Ironically, the desire to strengthen bonds between Africans doesn’t stop at the continent’s shores. Instead, it extends to those who are part of the African diaspora -people of African origin living outside the continent who are willing to contribute to Africa’s development.
In the past, contributing to the development of Africa in a meaningful way required members of the diaspora to return home. A difficult transition that many were reluctant to make. However, today, technology presents new opportunities for the African diaspora to impact the continent without moving. And the Sweden-based startup, Bantaba hopes to lead the charge.
The Community-centered platform that will foster innovation in Africa by enabling start-ups to access diaspora’s resources was launched in an online event that featured Co-founder and CEO of Zuri Health Ikechukwu Anoke, In attendance was Faith Gathungu, the Director of Young Engineers Kenya, who represented start-up founders in Africa.
Sweden based Kenyan Erick Mokaya of Mwango Capital and Finland based Burkinabe Issouf Ouattara of Fasodrones who were also present spoke on behalf of the diaspora.
This platform will focus on empowering the African start-up ecosystem, as well as mobilize the resources necessary to support the women and men addressing Africa’s biggest challenges
In an effort to strengthen the connection between the diaspora and African entrepreneurs one of the issues highlighted was the role that the African diaspora community can play to alleviate the challenges of African startups.
“Raising capital in the diaspora is key and I like the approach that Bantaba is using because we have complained about subtle discrimination when it comes to African startups funding. Take for instance in Nigeria, we raked in 27 billion dollars from remittances in 2018 which was more than oil profits. It would be great if we can harness diaspora funding and its human capital,” Ikwechuku Anoka said, further asking the diaspora to show faith in Africa based businesses.
similar thoughts were shared by Faith Gathungu adding that some of the main challenges included lack of access to advanced technology and infrastructure hence requesting diaspora to invest to enable tech-based startups to grow and scale their businesses.
According to Faith, many start-ups lacked basic knowledge of starting up something that she says is a result of lack of mentorship and exposure.
“This is not just in Kenya but Nigeria and many other countries. These are areas the diaspora needs to look at. The pandemic itself has been a challenge that has affected our business plans in ways that we don’t know how to update our pitch decks,” Faith said during the webinar dubbed Bridge the Gap.
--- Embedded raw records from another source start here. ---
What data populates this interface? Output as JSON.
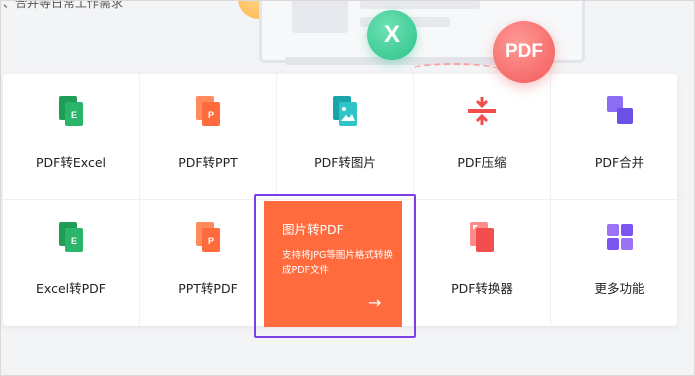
{
  "hero": {
    "caption": "、合并等日常工作需求",
    "badge_x": "X",
    "badge_pdf": "PDF"
  },
  "tools": [
    {
      "label": "PDF转Excel",
      "icon": "excel-doc-icon",
      "color": "#1f9d57"
    },
    {
      "label": "PDF转PPT",
      "icon": "ppt-doc-icon",
      "color": "#ff6b3d"
    },
    {
      "label": "PDF转图片",
      "icon": "image-doc-icon",
      "color": "#23b3b6"
    },
    {
      "label": "PDF压缩",
      "icon": "compress-icon",
      "color": "#f24e4e"
    },
    {
      "label": "PDF合并",
      "icon": "merge-icon",
      "color": "#7b5cf0"
    },
    {
      "label": "Excel转PDF",
      "icon": "excel-doc-icon",
      "color": "#1f9d57"
    },
    {
      "label": "PPT转PDF",
      "icon": "ppt-doc-icon",
      "color": "#ff6b3d"
    },
    {
      "label": "PDF转换器",
      "icon": "converter-icon",
      "color": "#f24e4e"
    },
    {
      "label": "更多功能",
      "icon": "more-grid-icon",
      "color": "#8a5cf0"
    }
  ],
  "feature": {
    "title": "图片转PDF",
    "description": "支持将JPG等图片格式转换成PDF文件",
    "arrow": "→",
    "color": "#ff6b3d"
  },
  "icon_letters": {
    "excel": "E",
    "ppt": "P"
  }
}
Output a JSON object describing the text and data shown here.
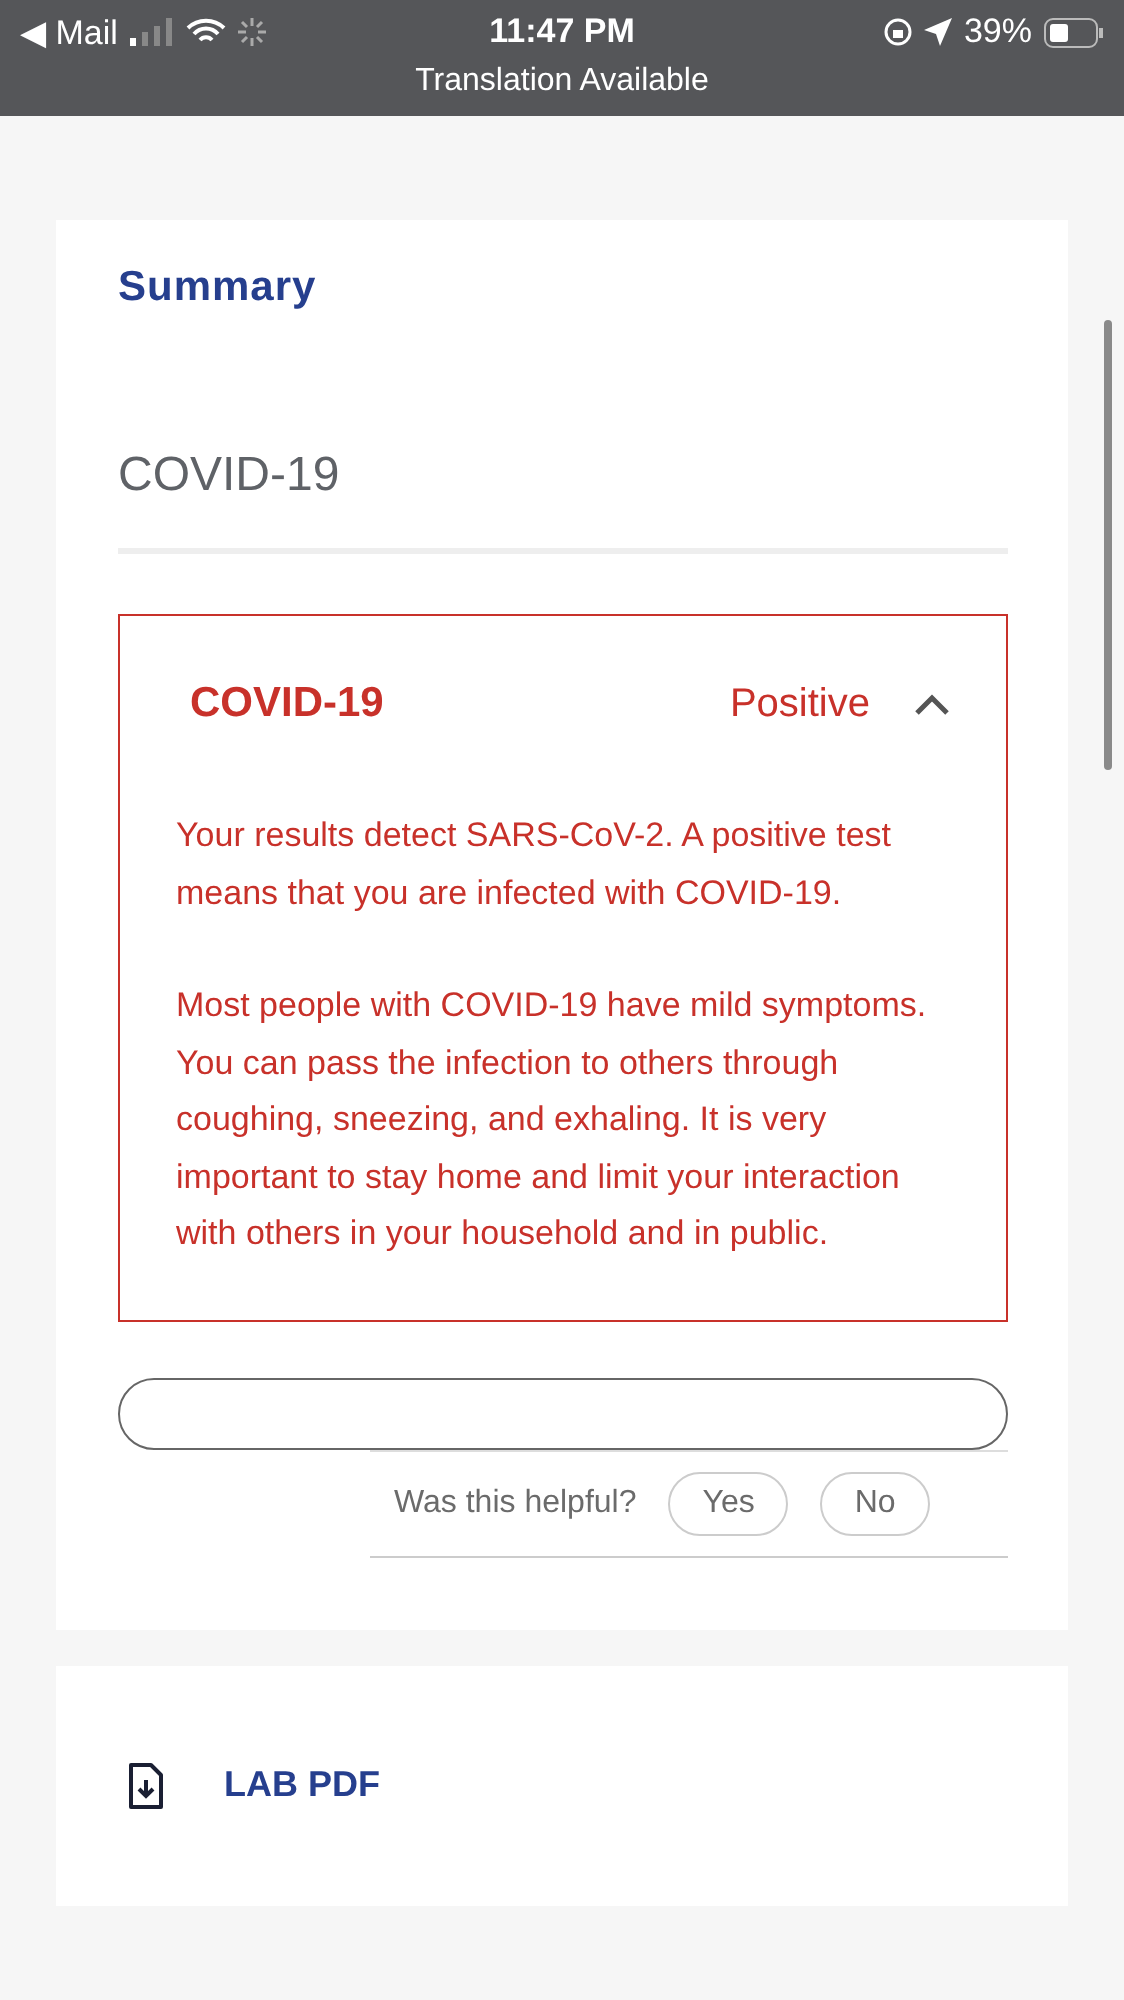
{
  "status_bar": {
    "back_label": "◀ Mail",
    "time": "11:47 PM",
    "battery": "39%",
    "banner": "Translation Available"
  },
  "summary": {
    "title": "Summary",
    "test_name": "COVID-19",
    "result": {
      "name": "COVID-19",
      "value": "Positive",
      "expanded": true,
      "paragraphs": [
        "Your results detect SARS-CoV-2. A positive test means that you are infected with COVID-19.",
        "Most people with COVID-19 have mild symptoms. You can pass the infection to others through coughing, sneezing, and exhaling. It is very important to stay home and limit your interaction with others in your household and in public."
      ]
    },
    "feedback": {
      "question": "Was this helpful?",
      "buttons": [
        "Yes",
        "No"
      ]
    }
  },
  "documents": [
    {
      "label": "LAB PDF"
    }
  ]
}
The event also highlighted the magnitude of talent and how multicultural identity can be an asset to Africa. While money is part of the equation, soft skills are important.
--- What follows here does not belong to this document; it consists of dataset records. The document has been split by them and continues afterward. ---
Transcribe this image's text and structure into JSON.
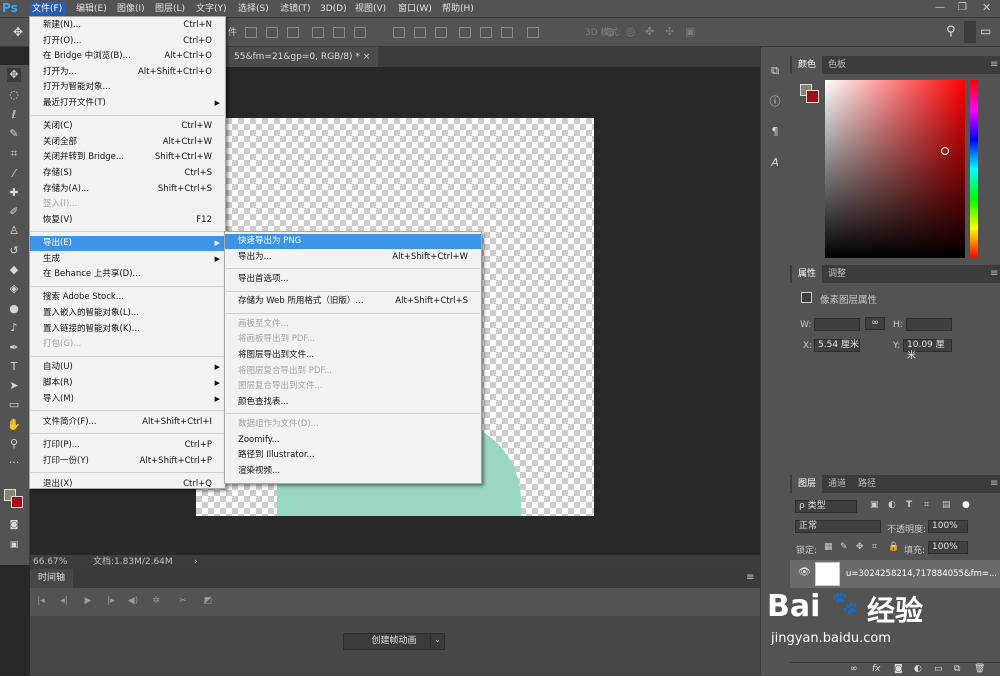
{
  "menubar": {
    "logo": "Ps",
    "items": [
      "文件(F)",
      "编辑(E)",
      "图像(I)",
      "图层(L)",
      "文字(Y)",
      "选择(S)",
      "滤镜(T)",
      "3D(D)",
      "视图(V)",
      "窗口(W)",
      "帮助(H)"
    ]
  },
  "options": {
    "label": "件",
    "threed": "3D 模式:"
  },
  "document": {
    "tab": "55&fm=21&gp=0, RGB/8) *",
    "close": "×"
  },
  "status": {
    "zoom": "66.67%",
    "doc": "文档:1.83M/2.64M"
  },
  "timeline": {
    "tab": "时间轴",
    "button": "创建帧动画"
  },
  "color_panel": {
    "tab1": "颜色",
    "tab2": "色板",
    "fg": "#8c8470",
    "bg": "#a40e14"
  },
  "properties": {
    "tab1": "属性",
    "tab2": "调整",
    "title": "像素图层属性",
    "w_label": "W:",
    "h_label": "H:",
    "x_label": "X:",
    "x_value": "5.54 厘米",
    "y_label": "Y:",
    "y_value": "10.09 厘米",
    "link": "∞"
  },
  "layers": {
    "tab1": "图层",
    "tab2": "通道",
    "tab3": "路径",
    "kind": "ρ 类型",
    "blend": "正常",
    "opacity_label": "不透明度:",
    "opacity": "100%",
    "lock_label": "锁定:",
    "fill_label": "填充:",
    "fill": "100%",
    "layer_name": "u=3024258214,717884055&fm=..."
  },
  "file_menu": {
    "items": [
      {
        "label": "新建(N)...",
        "shortcut": "Ctrl+N"
      },
      {
        "label": "打开(O)...",
        "shortcut": "Ctrl+O"
      },
      {
        "label": "在 Bridge 中浏览(B)...",
        "shortcut": "Alt+Ctrl+O"
      },
      {
        "label": "打开为...",
        "shortcut": "Alt+Shift+Ctrl+O"
      },
      {
        "label": "打开为智能对象...",
        "shortcut": ""
      },
      {
        "label": "最近打开文件(T)",
        "shortcut": "",
        "submenu": true
      },
      {
        "sep": true
      },
      {
        "label": "关闭(C)",
        "shortcut": "Ctrl+W"
      },
      {
        "label": "关闭全部",
        "shortcut": "Alt+Ctrl+W"
      },
      {
        "label": "关闭并转到 Bridge...",
        "shortcut": "Shift+Ctrl+W"
      },
      {
        "label": "存储(S)",
        "shortcut": "Ctrl+S"
      },
      {
        "label": "存储为(A)...",
        "shortcut": "Shift+Ctrl+S"
      },
      {
        "label": "签入(I)...",
        "shortcut": "",
        "disabled": true
      },
      {
        "label": "恢复(V)",
        "shortcut": "F12"
      },
      {
        "sep": true
      },
      {
        "label": "导出(E)",
        "shortcut": "",
        "submenu": true,
        "highlight": true
      },
      {
        "label": "生成",
        "shortcut": "",
        "submenu": true
      },
      {
        "label": "在 Behance 上共享(D)...",
        "shortcut": ""
      },
      {
        "sep": true
      },
      {
        "label": "搜索 Adobe Stock...",
        "shortcut": ""
      },
      {
        "label": "置入嵌入的智能对象(L)...",
        "shortcut": ""
      },
      {
        "label": "置入链接的智能对象(K)...",
        "shortcut": ""
      },
      {
        "label": "打包(G)...",
        "shortcut": "",
        "disabled": true
      },
      {
        "sep": true
      },
      {
        "label": "自动(U)",
        "shortcut": "",
        "submenu": true
      },
      {
        "label": "脚本(R)",
        "shortcut": "",
        "submenu": true
      },
      {
        "label": "导入(M)",
        "shortcut": "",
        "submenu": true
      },
      {
        "sep": true
      },
      {
        "label": "文件简介(F)...",
        "shortcut": "Alt+Shift+Ctrl+I"
      },
      {
        "sep": true
      },
      {
        "label": "打印(P)...",
        "shortcut": "Ctrl+P"
      },
      {
        "label": "打印一份(Y)",
        "shortcut": "Alt+Shift+Ctrl+P"
      },
      {
        "sep": true
      },
      {
        "label": "退出(X)",
        "shortcut": "Ctrl+Q"
      }
    ]
  },
  "export_menu": {
    "items": [
      {
        "label": "快速导出为 PNG",
        "shortcut": "",
        "highlight": true
      },
      {
        "label": "导出为...",
        "shortcut": "Alt+Shift+Ctrl+W"
      },
      {
        "sep": true
      },
      {
        "label": "导出首选项...",
        "shortcut": ""
      },
      {
        "sep": true
      },
      {
        "label": "存储为 Web 所用格式（旧版）...",
        "shortcut": "Alt+Shift+Ctrl+S"
      },
      {
        "sep": true
      },
      {
        "label": "画板至文件...",
        "shortcut": "",
        "disabled": true
      },
      {
        "label": "将画板导出到 PDF...",
        "shortcut": "",
        "disabled": true
      },
      {
        "label": "将图层导出到文件...",
        "shortcut": ""
      },
      {
        "label": "将图层复合导出到 PDF...",
        "shortcut": "",
        "disabled": true
      },
      {
        "label": "图层复合导出到文件...",
        "shortcut": "",
        "disabled": true
      },
      {
        "label": "颜色查找表...",
        "shortcut": ""
      },
      {
        "sep": true
      },
      {
        "label": "数据组作为文件(D)...",
        "shortcut": "",
        "disabled": true
      },
      {
        "label": "Zoomify...",
        "shortcut": ""
      },
      {
        "label": "路径到 Illustrator...",
        "shortcut": ""
      },
      {
        "label": "渲染视频...",
        "shortcut": ""
      }
    ]
  },
  "watermark": {
    "brand": "Bai",
    "paw": "🐾",
    "text": "经验",
    "url": "jingyan.baidu.com"
  }
}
Erick Mokaya, a PhD student at Stockholm School of Economics, said that Diaspora Africans are competent and possess skills acquired over time, some with venture capital and private equity arguing that this ranges from refining your pitch deck, how to speak to investors and tapping into multicultural factors like keeping time.
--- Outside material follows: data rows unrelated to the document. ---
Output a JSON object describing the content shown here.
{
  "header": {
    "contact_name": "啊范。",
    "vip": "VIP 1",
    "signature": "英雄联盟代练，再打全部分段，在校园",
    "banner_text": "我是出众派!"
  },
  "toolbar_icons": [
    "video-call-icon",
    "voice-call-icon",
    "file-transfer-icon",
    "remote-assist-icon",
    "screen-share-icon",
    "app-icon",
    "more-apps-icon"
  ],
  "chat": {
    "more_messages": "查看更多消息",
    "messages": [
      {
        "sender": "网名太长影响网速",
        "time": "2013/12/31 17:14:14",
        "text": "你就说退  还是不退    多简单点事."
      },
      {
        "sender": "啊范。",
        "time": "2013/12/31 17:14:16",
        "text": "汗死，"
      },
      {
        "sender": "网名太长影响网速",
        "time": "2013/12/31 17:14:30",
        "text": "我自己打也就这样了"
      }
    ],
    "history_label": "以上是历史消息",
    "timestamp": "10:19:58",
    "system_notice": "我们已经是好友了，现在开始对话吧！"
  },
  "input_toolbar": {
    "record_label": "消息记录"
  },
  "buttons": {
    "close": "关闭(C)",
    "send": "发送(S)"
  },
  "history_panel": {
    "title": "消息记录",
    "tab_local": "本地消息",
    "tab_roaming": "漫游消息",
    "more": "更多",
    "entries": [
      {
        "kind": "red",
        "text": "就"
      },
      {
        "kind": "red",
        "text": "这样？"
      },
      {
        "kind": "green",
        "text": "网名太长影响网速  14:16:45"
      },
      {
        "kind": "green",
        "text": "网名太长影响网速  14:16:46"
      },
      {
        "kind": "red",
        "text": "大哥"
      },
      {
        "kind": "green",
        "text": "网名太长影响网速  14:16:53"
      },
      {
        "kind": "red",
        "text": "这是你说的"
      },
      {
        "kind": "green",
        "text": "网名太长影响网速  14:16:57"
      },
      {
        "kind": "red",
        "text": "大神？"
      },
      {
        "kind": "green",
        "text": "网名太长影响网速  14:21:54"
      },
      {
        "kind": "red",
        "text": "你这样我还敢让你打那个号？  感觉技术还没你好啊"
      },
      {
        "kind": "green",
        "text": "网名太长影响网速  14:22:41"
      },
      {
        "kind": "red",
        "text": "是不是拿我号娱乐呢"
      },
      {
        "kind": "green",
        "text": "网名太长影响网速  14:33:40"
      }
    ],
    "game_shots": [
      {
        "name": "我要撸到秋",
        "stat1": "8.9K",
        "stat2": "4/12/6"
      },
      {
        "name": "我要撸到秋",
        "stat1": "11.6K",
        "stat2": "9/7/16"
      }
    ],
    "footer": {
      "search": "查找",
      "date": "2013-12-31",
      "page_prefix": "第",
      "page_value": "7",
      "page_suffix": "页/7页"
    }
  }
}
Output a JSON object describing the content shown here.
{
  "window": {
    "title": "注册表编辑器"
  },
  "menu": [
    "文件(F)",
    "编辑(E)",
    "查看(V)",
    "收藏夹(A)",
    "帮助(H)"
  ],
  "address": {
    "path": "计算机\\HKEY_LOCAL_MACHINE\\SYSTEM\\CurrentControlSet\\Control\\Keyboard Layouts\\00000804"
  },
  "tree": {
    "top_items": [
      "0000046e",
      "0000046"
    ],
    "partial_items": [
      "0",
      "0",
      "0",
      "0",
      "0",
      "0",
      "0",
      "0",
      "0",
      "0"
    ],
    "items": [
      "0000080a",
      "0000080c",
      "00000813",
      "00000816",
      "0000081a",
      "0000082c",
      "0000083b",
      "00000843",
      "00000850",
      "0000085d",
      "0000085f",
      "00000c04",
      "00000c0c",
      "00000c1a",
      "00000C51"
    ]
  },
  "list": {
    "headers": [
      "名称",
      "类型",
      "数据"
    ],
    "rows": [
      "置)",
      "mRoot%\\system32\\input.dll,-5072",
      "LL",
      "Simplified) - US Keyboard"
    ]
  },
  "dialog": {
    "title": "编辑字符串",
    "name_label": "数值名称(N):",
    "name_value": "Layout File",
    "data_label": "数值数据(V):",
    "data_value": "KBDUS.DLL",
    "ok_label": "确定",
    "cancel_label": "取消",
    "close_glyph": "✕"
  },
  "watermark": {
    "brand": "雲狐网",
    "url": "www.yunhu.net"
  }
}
“Having a diaspora input helps in cases where one can look at the pitch deck with local eyes but international perspective putting it in global terms where everyone else understands,” said Erick Mokaya.
The Bantaba platform comes in at a time where Businesses have been hardly hit by the Covid-19 pandemic, a situation that forced many to close down and other crippled to death.
Start ups are at high risk of kicking off in these economic times and thus this platform comes as a ray of hope for the businesses.
Issouf Outtara, is an experienced entrepreneur in diaspora and who is currently pursuing his PhD in Finland and founder of Fasodrones, a startup in Burkina Faso, Much of his faith was that Bantaba would build trust making diaspora want to invest back home:
“While we talk about capital and talent we forget diaspora is also building start-ups abroad. This can be leveraged to make sure start-ups can collaborate hence sharing ideas.”
Bantaba CEO, Lamin K Darboe, speaking during this online event said that he was confident that the fact that the platform was founded by Africans, places the company in a position to solve some of the problems the start-ups are facing.
“We are best placed to start this revolution as we can relate to these problems and understand the problem. Statistics currently show that a lot of funding even within Africa itself goes to non-African founders. . For instance, in Kenya, only 6% of VC funding goes to local founders. Why is this the case? I think it’s because the people doing the funding don’t have a good understanding of the market and this is where we as the diaspora have an edge and this is where we come in,” Lamin said.
Other challenges highlighted were how the government regulatory framework can be improved to encourage a vibrant entrepreneurial ecosystem on the continent. It was unanimously agreed that Governments across the continent still have more work to do in this regard.